On February 10, 2021, AOT announced a net loss for the three-month period ended December 31, 2020 at 3,441.98 million baht, which decreased by 10,776.70 million baht compared to the corresponding period of the prior year in which net profit of 7,334.72 million baht was generated. Fain on foreign exchange increased by 347.32 million baht due to foreign currency translation of long-term loans
BI stated that AOT may continue to suffer operating losses of at least 3 billion baht per quarter as international passenger traffic remains more than 90% below pre-pandemic levels.
The lifting of foreign entry restrictions in December only minimally boosted tourism whereas concerns over the infection and quarantine requirements continued to keep travellers away from the country.
In this regard, BI expected that a recovery in traffic for AOT may be elusive until mass vaccination is achieved and proven effective in reducing Covid-19 infections in Thailand, which BI expected to be no sooner than 4Q21.

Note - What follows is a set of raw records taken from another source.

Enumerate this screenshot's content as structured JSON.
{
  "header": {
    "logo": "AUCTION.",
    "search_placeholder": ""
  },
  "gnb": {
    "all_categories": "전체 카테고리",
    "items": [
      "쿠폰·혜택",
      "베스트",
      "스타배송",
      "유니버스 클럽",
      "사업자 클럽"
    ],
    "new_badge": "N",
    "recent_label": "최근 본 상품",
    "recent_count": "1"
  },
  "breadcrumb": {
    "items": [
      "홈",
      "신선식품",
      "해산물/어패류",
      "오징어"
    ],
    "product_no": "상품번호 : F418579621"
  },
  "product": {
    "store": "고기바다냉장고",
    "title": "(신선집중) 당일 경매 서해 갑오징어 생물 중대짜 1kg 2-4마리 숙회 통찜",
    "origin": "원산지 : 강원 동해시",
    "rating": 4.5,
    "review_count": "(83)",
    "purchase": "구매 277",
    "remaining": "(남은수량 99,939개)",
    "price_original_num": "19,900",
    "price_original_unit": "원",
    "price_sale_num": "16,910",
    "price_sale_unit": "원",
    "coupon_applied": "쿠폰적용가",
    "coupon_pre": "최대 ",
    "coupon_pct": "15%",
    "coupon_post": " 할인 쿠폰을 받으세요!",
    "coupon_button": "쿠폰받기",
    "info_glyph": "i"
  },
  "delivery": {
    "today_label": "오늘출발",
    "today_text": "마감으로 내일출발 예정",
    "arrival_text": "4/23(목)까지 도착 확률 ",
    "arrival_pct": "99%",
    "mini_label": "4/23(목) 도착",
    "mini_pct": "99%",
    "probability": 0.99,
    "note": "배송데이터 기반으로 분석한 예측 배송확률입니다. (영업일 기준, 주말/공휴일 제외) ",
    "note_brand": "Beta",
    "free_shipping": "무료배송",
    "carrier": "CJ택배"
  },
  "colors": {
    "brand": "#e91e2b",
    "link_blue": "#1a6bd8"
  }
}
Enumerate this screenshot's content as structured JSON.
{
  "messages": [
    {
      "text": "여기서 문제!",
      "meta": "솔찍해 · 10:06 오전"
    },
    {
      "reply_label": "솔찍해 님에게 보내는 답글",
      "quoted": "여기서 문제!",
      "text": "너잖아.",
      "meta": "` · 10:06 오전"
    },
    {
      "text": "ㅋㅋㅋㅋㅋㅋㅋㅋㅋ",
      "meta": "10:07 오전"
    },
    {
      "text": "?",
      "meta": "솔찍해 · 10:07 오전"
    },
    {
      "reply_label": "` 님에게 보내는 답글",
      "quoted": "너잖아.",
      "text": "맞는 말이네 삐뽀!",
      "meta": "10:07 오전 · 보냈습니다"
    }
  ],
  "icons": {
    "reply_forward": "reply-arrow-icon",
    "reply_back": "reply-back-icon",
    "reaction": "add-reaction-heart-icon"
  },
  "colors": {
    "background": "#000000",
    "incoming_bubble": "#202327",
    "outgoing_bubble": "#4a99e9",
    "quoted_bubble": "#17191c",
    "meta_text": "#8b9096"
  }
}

In the first quarter of FY 2021, the air traffic volume of the six airports under AOT’s responsibility totalled 104,336 flights, accounting for a 53.50% decrease compared to the corresponding period of the prior year, comprising 14,903 international flights and 89,433 domestic flights.

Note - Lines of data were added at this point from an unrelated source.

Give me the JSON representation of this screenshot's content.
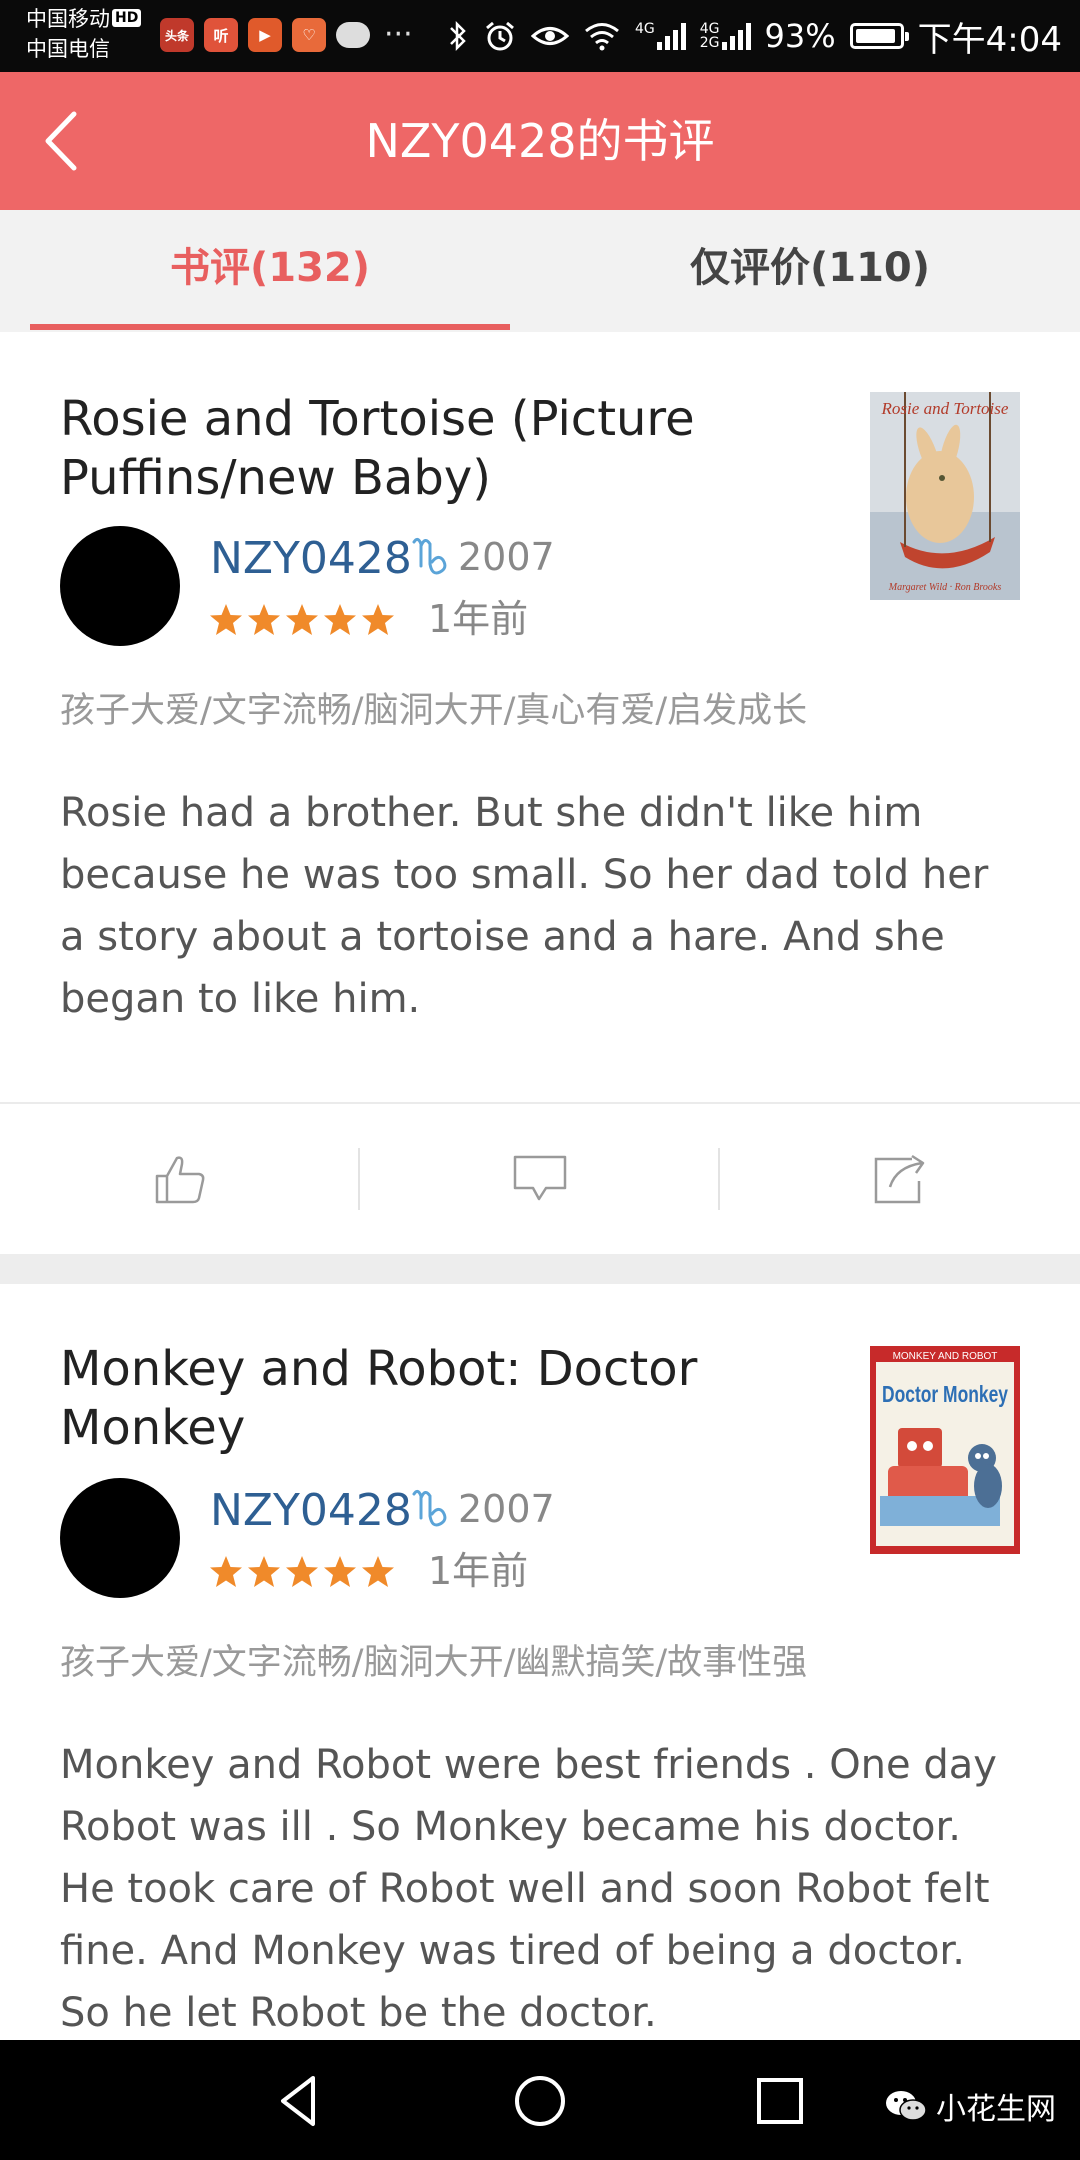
{
  "status_bar": {
    "carrier1": "中国移动",
    "hd": "HD",
    "carrier2": "中国电信",
    "notif": [
      "头条",
      "听",
      "▶",
      "♡"
    ],
    "net1": "4G",
    "net2a": "4G",
    "net2b": "2G",
    "battery": "93%",
    "battery_level": 0.93,
    "time": "下午4:04"
  },
  "header": {
    "title": "NZY0428的书评"
  },
  "tabs": [
    {
      "label": "书评(132)",
      "active": true
    },
    {
      "label": "仅评价(110)",
      "active": false
    }
  ],
  "reviews": [
    {
      "book_title": "Rosie and Tortoise (Picture Puffins/new Baby)",
      "cover_title": "Rosie and Tortoise",
      "cover_authors": "Margaret Wild · Ron Brooks",
      "username": "NZY0428",
      "birth_year": "2007",
      "rating": 5,
      "time": "1年前",
      "tags": "孩子大爱/文字流畅/脑洞大开/真心有爱/启发成长",
      "text": "Rosie had a brother. But she didn't like him because he was too small. So her dad told her a story about a tortoise and a hare. And she began to like him."
    },
    {
      "book_title": "Monkey and Robot: Doctor Monkey",
      "cover_series": "MONKEY AND ROBOT",
      "cover_title": "Doctor Monkey",
      "username": "NZY0428",
      "birth_year": "2007",
      "rating": 5,
      "time": "1年前",
      "tags": "孩子大爱/文字流畅/脑洞大开/幽默搞笑/故事性强",
      "text": "Monkey and Robot were best friends . One day Robot was ill . So Monkey became his doctor. He took care of Robot well and soon Robot felt fine. And Monkey was tired of being a doctor. So he let Robot be the doctor."
    }
  ],
  "watermark": "小花生网",
  "icons": {
    "back": "chevron-left-icon",
    "like": "thumbs-up-icon",
    "comment": "comment-icon",
    "share": "share-icon",
    "zodiac": "capricorn-icon",
    "star": "star-icon",
    "nav_back": "triangle-back-icon",
    "nav_home": "circle-home-icon",
    "nav_recent": "square-recent-icon",
    "watermark": "wechat-icon"
  },
  "colors": {
    "accent": "#ee6767",
    "tab_active": "#e85f5f",
    "username": "#2e5f93",
    "star": "#f08a2a"
  }
}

The total number of passengers was 10.73 million, accounting for a 70.79% decrease compared to the corresponding period of the prior year, comprising 0.20 million international passengers and 10.53 million domestic passengers.
According to BI, revenue from domestic traffic may have helped reduce some losses for AOT, but that would be only a few percentage, given much lower airport charges and retail spending. Still, the recovery remains choppy amid the resurgence of coronavirus since late December last year. Meanwhile, AOT’s high fixed cost ratio will limit room for further operating expenses reduction.